La estela de sangre del huachicol fiscal incluye más de 10 asesinatos. Arnoldo Ramírez, heredero de Carmona, fue desbarrancado en Colima. El almirante Rubén Guerrero, quien denunció la corrupción de los Farías y de Eduardo Laguna, fue asesinado después de que sus superiores compartieran su ubicación. Yanet Nava Ramos, delegada de la FGR en Colima y encargada de investigar el contrabando de hidrocarburos, también fue eliminada. El patrón es claro: quien investiga, muere. Quien denuncia, muere. Quien hereda información comprometedora, muere.

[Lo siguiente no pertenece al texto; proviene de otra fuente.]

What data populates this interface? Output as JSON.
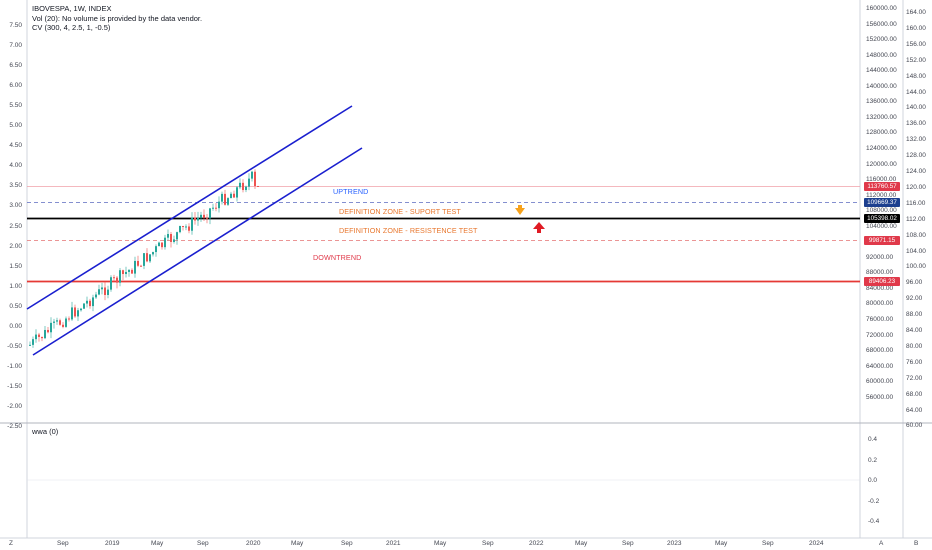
{
  "legend": {
    "title": "IBOVESPA, 1W, INDEX",
    "vol": "Vol (20): No volume is provided by the data vendor.",
    "cv": "CV (300, 4, 2.5, 1, -0.5)"
  },
  "pane2_legend": "wwa (0)",
  "left_axis": [
    "7.50",
    "7.00",
    "6.50",
    "6.00",
    "5.50",
    "5.00",
    "4.50",
    "4.00",
    "3.50",
    "3.00",
    "2.50",
    "2.00",
    "1.50",
    "1.00",
    "0.50",
    "0.00",
    "-0.50",
    "-1.00",
    "-1.50",
    "-2.00",
    "-2.50"
  ],
  "price_axis": [
    "160000.00",
    "156000.00",
    "152000.00",
    "148000.00",
    "144000.00",
    "140000.00",
    "136000.00",
    "132000.00",
    "128000.00",
    "124000.00",
    "120000.00",
    "116000.00",
    "112000.00",
    "108000.00",
    "104000.00",
    "96000.00",
    "92000.00",
    "88000.00",
    "84000.00",
    "80000.00",
    "76000.00",
    "72000.00",
    "68000.00",
    "64000.00",
    "60000.00",
    "56000.00"
  ],
  "right_axis": [
    "164.00",
    "160.00",
    "156.00",
    "152.00",
    "148.00",
    "144.00",
    "140.00",
    "136.00",
    "132.00",
    "128.00",
    "124.00",
    "120.00",
    "116.00",
    "112.00",
    "108.00",
    "104.00",
    "100.00",
    "96.00",
    "92.00",
    "88.00",
    "84.00",
    "80.00",
    "76.00",
    "72.00",
    "68.00",
    "64.00",
    "60.00"
  ],
  "pane2_axis": [
    "0.4",
    "0.2",
    "0.0",
    "-0.2",
    "-0.4"
  ],
  "time_axis": [
    "Sep",
    "2019",
    "May",
    "Sep",
    "2020",
    "May",
    "Sep",
    "2021",
    "May",
    "Sep",
    "2022",
    "May",
    "Sep",
    "2023",
    "May",
    "Sep",
    "2024"
  ],
  "price_tags": [
    {
      "label": "113760.57",
      "color": "#e0394a"
    },
    {
      "label": "109669.37",
      "color": "#1c3f8f"
    },
    {
      "label": "105398.02",
      "color": "#000000"
    },
    {
      "label": "99871.15",
      "color": "#e0394a"
    },
    {
      "label": "89406.23",
      "color": "#e0394a"
    }
  ],
  "annotations": {
    "uptrend": "UPTREND",
    "support": "DEFINITION ZONE - SUPORT TEST",
    "resistance": "DEFINITION ZONE - RESISTENCE TEST",
    "downtrend": "DOWNTREND"
  },
  "colors": {
    "up_candle": "#26a69a",
    "down_candle": "#ef5350",
    "channel": "#1a1fcf",
    "uptrend_text": "#2962ff",
    "zone_text": "#e8772e",
    "downtrend_text": "#e0394a",
    "support_arrow": "#f7a21b",
    "resistance_arrow": "#e01b24"
  },
  "corner": {
    "left": "Z",
    "right_a": "A",
    "right_b": "B"
  }
}
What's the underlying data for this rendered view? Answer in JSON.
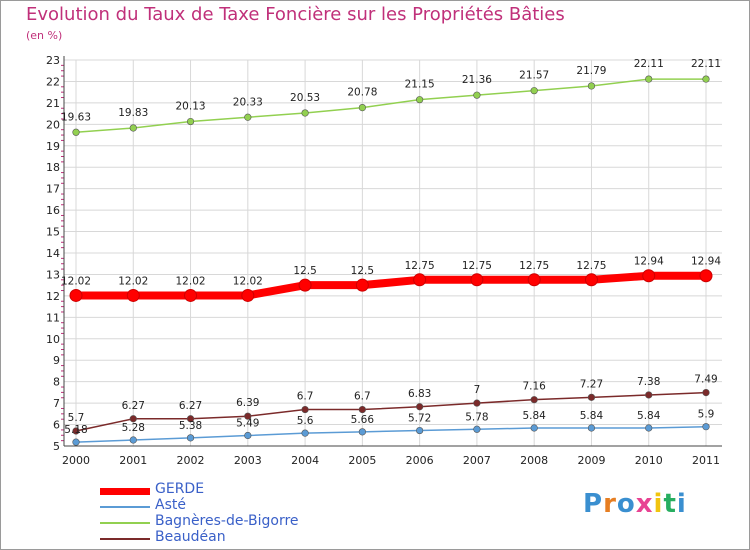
{
  "title": "Evolution du Taux de Taxe Foncière sur les Propriétés Bâties",
  "unit": "(en %)",
  "logo": "Proxiti",
  "colors": {
    "title": "#c0307a",
    "legend_text": "#3a60c8",
    "grid": "#d8d8d8"
  },
  "chart_data": {
    "type": "line",
    "title": "Evolution du Taux de Taxe Foncière sur les Propriétés Bâties",
    "ylabel": "(en %)",
    "xlabel": "",
    "ylim": [
      5,
      23
    ],
    "yticks": [
      "5",
      "6",
      "7",
      "8",
      "9",
      "10",
      "11",
      "12",
      "13",
      "14",
      "15",
      "16",
      "17",
      "18",
      "19",
      "20",
      "21",
      "22",
      "23"
    ],
    "x": [
      "2000",
      "2001",
      "2002",
      "2003",
      "2004",
      "2005",
      "2006",
      "2007",
      "2008",
      "2009",
      "2010",
      "2011"
    ],
    "grid": true,
    "legend_position": "bottom-left",
    "series": [
      {
        "name": "GERDE",
        "color": "#ff0000",
        "values": [
          12.02,
          12.02,
          12.02,
          12.02,
          12.5,
          12.5,
          12.75,
          12.75,
          12.75,
          12.75,
          12.94,
          12.94
        ],
        "labels": [
          "12.02",
          "12.02",
          "12.02",
          "12.02",
          "12.5",
          "12.5",
          "12.75",
          "12.75",
          "12.75",
          "12.75",
          "12.94",
          "12.94"
        ]
      },
      {
        "name": "Asté",
        "color": "#5b9bd5",
        "values": [
          5.18,
          5.28,
          5.38,
          5.49,
          5.6,
          5.66,
          5.72,
          5.78,
          5.84,
          5.84,
          5.84,
          5.9
        ],
        "labels": [
          "5.18",
          "5.28",
          "5.38",
          "5.49",
          "5.6",
          "5.66",
          "5.72",
          "5.78",
          "5.84",
          "5.84",
          "5.84",
          "5.9"
        ]
      },
      {
        "name": "Bagnères-de-Bigorre",
        "color": "#92d050",
        "values": [
          19.63,
          19.83,
          20.13,
          20.33,
          20.53,
          20.78,
          21.15,
          21.36,
          21.57,
          21.79,
          22.11,
          22.11
        ],
        "labels": [
          "19.63",
          "19.83",
          "20.13",
          "20.33",
          "20.53",
          "20.78",
          "21.15",
          "21.36",
          "21.57",
          "21.79",
          "22.11",
          "22.11"
        ]
      },
      {
        "name": "Beaudéan",
        "color": "#7b2a2a",
        "values": [
          5.7,
          6.27,
          6.27,
          6.39,
          6.7,
          6.7,
          6.83,
          7.0,
          7.16,
          7.27,
          7.38,
          7.49
        ],
        "labels": [
          "5.7",
          "6.27",
          "6.27",
          "6.39",
          "6.7",
          "6.7",
          "6.83",
          "7",
          "7.16",
          "7.27",
          "7.38",
          "7.49"
        ]
      }
    ]
  }
}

Los recursos del huachicol no se dispersaban al azar. Mario Delgado, presidente de Morena entre 2020 y 2024, fungía como operador central junto con Erasmo González, actual alcalde de Ciudad Madero, Tamaulipas. Recibían de Peralta, de Carmona y de "todo este elenco de personajes huachicoleros" los recursos para "veintitantas candidaturas" en 2021 y el financiamiento de la campaña presidencial de 2024. Delgado, quien llegó a la dirigencia de Morena mediante sobornos repartidos en un departamento de Lomas de Chapultepec —según denuncia de Porfirio Muñoz Ledo— no solo distribuía dinero: también quedaba documentado recibiéndolo en los videos de la casa de Carmona, "sentado en la sala, recibiendo y repartiendo el pastel de los dineros sucios del huachicol y del crimen organizado".
El hermano de Sergio Carmona, Julio Carmona, se convirtió en testigo protegido ante autoridades estadounidenses. Entregó un paquete de videos que ahora forma parte de investigaciones federales. Se habla de que cada candidato tiene su propio registro: llegada, recepción de recursos, compromisos adquiridos. Un archivo que no solo documenta corrupción, sino que prueba cómo el crimen organizado instaló un sistema político completo.
Lo que AMLO describió como "unos tubitos" resultó ser el fenómeno de corrupción y colusión política que ahora amenaza con dar al traste con el sistema completo de la cuarta transformación. Porque cuando el financiamiento de un partido proviene del crimen organizado, combatir al crimen organizado implica desfinanciar —y destruir— al partido. Y esa es una ecuación que Claudia Sheinbaum aún no resuelve, mientras Washington observa los videos, congela cuentas y presiona para extradiciones.